When judging BC’s job prospects, consider the Atlantic cod

Apr 10, 2018 | 5:00 AM

LET’S START with an almost irresistible opening paragraph, a paragraph about cod, Atlantic cod for that matter. And if that hasn’t got you all excited about this week’s column, nothing will. But just in case it hasn’t created the expected desire to read more, let me suggest those big and ugly Atlantic cod could be trying to tell us something about life in Kamloops.

As a brief refresher, the Atlantic cod was the economic mainstay of the Maritimes. For hundreds of years, the fish sustained much of the old world and was located off what was to become our shores. A finite source of needed nutrition in a world that believed in neverending growth.

Then, in 1992 and too late to do anything effective response to the collapse of that cod fishery, the Canadian government declared a fishing moratorium. Through a combination of over-fishing, mismanagement and wilful ignorance, the industry had basically committed suicide. The population of this once vital fish had, by the early 90s, been reduced to one per cent of its historical levels.

Ignoring all evidence, forecasts and even common sense, industry and government, in the name of jobs, had gone to the brink and then beyond. In the process they destroyed an ecosystem, drove a species to the edge of extinction and killed the economy of Atlantic Canada.

I mention the Atlantic cod as it represents a mindset that still exists today and confirms that despite the lessons and evidence of the past, we continue to trade our lives and our long term well being for short term political and economic benefit.

We knew for years the fishery wasn’t sustainable at the levels being fished, yet we did nothing about it. “How will I get elected if we impose quotas?” worried politicians. “How will I pay the mortgage or buy the groceries if access to the fishery is limited?” worried fishers.

They are not unreasonable worries, yet by pretending there was no problem and doing nothing, politicians ended up not getting re-elected and many a cod fisher lost their house, their boat and more. The battle cry of, “jobs, jobs, jobs” was ironically what killed all the jobs.

We saw much the same thing here during the Ajax application. We’re seeing it happen with the Trans Mountain pipeline. Our salmon fishery is showing the same signs of decline the cod fishery went through. Prime, old growth timber is becoming harder to find. Yet everyday we are bombarded by industry and government messaging that declares our economy will die if we don’t fish, mine and log more or pump and ship more oil and gas.

What we don’t hear or maybe don’t want to listen to is the story of that ugly fish, the Atlantic cod.

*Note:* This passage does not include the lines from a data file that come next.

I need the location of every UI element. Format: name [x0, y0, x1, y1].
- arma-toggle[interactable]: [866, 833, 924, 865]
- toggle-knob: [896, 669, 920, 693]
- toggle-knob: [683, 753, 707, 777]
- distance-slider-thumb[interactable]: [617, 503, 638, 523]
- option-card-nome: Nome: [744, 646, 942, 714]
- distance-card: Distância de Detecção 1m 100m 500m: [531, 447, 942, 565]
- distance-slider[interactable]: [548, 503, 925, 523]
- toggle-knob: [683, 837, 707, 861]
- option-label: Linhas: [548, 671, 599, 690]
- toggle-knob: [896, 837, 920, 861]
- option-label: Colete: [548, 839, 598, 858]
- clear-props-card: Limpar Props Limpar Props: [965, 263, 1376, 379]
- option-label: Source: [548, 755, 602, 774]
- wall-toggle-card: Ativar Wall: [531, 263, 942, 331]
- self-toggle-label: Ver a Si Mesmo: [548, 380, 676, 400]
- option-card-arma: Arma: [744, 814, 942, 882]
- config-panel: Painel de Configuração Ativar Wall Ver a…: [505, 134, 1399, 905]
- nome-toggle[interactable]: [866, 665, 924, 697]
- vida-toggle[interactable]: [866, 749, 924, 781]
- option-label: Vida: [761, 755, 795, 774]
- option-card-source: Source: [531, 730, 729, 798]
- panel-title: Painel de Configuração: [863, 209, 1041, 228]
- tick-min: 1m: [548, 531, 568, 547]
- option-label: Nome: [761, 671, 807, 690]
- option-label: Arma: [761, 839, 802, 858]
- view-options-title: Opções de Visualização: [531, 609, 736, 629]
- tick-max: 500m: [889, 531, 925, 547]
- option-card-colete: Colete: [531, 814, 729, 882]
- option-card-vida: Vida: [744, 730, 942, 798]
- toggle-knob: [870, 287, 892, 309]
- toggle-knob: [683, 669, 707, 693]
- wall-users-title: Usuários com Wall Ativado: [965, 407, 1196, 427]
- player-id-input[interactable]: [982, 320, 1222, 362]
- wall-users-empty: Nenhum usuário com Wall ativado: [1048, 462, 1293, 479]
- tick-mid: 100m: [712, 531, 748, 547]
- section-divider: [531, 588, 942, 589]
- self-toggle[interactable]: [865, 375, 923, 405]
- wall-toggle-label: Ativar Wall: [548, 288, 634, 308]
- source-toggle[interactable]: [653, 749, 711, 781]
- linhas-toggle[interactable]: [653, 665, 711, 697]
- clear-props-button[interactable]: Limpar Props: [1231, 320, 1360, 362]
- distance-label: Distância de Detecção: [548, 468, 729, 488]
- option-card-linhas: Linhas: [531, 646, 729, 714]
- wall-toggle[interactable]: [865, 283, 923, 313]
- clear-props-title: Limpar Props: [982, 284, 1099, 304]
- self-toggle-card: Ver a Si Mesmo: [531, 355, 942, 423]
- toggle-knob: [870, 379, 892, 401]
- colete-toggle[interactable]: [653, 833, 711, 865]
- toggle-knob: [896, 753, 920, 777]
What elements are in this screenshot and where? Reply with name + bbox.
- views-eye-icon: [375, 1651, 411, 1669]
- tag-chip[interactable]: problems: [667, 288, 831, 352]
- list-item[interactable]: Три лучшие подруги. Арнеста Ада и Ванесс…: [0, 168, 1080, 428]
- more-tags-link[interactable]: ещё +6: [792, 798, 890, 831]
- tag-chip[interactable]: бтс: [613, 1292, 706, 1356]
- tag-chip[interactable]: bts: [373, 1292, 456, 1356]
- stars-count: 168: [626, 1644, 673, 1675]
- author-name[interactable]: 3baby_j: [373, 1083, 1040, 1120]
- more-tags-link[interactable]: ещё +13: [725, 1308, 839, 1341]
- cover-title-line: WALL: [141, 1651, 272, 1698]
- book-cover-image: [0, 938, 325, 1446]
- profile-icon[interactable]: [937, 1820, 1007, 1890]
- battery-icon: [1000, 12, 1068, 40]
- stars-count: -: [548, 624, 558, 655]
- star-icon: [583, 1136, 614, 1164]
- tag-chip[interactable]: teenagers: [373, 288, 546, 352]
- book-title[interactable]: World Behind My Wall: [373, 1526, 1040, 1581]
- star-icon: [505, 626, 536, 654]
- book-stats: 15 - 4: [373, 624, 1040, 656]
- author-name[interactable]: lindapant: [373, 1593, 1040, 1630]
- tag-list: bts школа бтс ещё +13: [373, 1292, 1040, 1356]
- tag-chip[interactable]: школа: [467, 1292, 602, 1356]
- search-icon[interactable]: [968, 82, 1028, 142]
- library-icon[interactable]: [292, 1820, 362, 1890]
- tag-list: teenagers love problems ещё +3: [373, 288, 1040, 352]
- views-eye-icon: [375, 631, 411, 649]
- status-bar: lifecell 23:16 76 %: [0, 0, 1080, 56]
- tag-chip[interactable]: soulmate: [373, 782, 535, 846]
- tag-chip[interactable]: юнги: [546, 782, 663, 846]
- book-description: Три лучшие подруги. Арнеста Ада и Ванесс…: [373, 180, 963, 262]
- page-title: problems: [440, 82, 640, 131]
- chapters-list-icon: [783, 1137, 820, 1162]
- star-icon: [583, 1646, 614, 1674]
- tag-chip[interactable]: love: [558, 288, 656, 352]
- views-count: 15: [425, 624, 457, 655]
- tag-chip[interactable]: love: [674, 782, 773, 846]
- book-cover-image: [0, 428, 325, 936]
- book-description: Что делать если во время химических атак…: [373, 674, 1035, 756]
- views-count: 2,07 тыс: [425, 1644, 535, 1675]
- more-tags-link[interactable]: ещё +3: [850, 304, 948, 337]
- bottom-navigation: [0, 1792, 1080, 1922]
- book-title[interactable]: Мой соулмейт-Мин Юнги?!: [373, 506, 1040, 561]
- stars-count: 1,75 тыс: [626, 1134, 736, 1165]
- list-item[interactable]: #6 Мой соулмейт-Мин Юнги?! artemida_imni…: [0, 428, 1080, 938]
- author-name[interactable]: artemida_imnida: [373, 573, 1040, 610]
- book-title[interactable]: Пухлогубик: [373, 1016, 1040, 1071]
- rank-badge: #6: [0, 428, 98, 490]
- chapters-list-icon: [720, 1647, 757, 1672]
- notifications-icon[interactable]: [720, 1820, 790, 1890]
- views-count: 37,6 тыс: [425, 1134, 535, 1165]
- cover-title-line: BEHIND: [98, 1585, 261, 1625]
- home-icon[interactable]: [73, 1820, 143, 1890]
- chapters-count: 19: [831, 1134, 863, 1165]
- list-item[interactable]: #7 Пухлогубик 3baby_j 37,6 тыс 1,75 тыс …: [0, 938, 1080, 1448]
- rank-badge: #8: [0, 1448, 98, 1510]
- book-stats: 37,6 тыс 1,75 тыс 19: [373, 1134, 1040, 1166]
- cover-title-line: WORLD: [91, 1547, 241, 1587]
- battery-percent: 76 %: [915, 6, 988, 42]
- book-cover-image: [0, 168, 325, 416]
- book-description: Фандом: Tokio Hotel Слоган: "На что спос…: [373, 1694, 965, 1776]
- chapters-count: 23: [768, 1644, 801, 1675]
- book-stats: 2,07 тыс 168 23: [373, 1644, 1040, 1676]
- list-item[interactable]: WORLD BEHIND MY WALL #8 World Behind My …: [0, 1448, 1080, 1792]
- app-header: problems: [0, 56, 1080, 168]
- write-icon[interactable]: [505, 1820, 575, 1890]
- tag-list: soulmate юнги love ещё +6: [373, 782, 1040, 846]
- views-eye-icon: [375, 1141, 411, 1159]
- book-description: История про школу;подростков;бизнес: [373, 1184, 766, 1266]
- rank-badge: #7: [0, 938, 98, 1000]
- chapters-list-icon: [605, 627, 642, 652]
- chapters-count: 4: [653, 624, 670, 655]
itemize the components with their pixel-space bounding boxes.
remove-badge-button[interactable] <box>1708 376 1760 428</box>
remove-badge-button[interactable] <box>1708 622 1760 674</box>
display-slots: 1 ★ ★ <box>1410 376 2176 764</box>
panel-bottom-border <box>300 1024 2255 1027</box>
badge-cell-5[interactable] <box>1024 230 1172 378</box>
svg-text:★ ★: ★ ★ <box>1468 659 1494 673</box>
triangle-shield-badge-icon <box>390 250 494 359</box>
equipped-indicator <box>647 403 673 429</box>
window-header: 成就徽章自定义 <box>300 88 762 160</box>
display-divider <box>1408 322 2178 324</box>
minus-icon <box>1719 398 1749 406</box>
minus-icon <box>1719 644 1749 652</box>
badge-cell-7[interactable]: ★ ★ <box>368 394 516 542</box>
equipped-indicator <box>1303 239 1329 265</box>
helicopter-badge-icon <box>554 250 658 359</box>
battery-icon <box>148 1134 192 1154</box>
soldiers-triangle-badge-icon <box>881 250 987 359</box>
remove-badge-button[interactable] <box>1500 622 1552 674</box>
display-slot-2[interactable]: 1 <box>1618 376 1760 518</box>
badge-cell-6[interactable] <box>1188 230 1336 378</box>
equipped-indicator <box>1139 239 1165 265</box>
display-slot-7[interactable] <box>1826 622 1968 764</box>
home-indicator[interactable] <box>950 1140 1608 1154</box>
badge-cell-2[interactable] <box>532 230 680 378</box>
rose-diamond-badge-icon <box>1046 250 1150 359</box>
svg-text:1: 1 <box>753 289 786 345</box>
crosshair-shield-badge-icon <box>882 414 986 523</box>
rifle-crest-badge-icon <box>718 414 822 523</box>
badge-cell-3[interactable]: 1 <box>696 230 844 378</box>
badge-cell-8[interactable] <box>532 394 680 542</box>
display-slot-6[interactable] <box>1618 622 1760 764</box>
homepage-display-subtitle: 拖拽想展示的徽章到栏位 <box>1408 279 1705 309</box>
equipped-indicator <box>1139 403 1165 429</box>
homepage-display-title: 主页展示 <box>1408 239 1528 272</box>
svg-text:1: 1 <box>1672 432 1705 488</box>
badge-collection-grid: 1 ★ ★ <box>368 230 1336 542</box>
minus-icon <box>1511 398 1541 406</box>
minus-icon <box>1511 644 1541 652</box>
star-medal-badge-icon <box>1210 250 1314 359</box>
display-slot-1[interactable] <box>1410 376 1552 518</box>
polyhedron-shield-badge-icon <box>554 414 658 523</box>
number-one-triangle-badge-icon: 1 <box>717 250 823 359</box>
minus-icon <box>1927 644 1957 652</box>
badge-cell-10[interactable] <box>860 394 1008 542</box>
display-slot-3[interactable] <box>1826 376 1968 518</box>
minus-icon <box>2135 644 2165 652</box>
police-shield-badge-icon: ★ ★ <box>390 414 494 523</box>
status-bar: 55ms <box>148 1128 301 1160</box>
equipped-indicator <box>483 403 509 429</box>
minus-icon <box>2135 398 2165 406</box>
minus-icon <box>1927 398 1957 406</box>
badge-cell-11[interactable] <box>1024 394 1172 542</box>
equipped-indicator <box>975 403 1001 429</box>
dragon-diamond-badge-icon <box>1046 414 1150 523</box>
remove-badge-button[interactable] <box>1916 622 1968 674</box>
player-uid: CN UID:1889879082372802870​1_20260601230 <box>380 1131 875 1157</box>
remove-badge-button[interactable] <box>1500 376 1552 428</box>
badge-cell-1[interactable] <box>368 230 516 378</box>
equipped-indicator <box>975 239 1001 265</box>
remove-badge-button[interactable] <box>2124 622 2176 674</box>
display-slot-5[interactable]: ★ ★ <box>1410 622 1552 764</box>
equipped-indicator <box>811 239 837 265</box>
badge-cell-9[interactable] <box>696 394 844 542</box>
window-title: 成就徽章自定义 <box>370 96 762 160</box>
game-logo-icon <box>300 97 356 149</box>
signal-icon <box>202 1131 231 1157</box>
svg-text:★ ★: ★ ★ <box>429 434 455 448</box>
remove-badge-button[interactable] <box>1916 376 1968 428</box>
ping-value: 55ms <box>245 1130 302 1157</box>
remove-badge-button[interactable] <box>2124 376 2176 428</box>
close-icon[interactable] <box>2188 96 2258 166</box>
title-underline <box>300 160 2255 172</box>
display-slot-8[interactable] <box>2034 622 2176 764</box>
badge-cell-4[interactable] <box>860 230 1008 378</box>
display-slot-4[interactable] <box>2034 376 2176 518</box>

It was a resource that would take tens of thousands of people over the edge when it collapsed. It was economic suicide and thirty years later there are still no jobs and the Maritimes has still not recovered.

Is that our employment future or can we learn something from the cod? Do we need to pump all the oil at once or cut all the trees or fish all the fish as quickly as possible? There are jobs at stake and that mirrors the cod fishery.

In Atlantic Canada, they waited too long while believing in the false economy and false prophets who promoted jobs over common sense. It was a lethal mixture of denial and inaction and instead of having a vibrant, sustainable and managed fishery today; they have no industry and little in the way of an economy. Thirty years of unemployment in their prime resource sector suggests a “jobs at any cost” mentality is a failed political ideology and economic theory.

So, is our destiny that of the cod fishery? It is certainly heading that way. But I think we still have a chance to reconsider. What has me concerned, though, is the total lack of political will and leadership. Just like the once bountiful cod fishery, everyone knows what we’re doing and the methods we’re using have no long-term prospects. But it is politically expedient to ignore that future in return for being elected today.

Jobs are important, in fact they are vital but Atlantic Canada learned that without a balanced, integrated and well-managed resource economy, the jobs everyone longs for couldn’t be sustained. It was a hard and painful lesson and I wonder if we are willing to learn from it.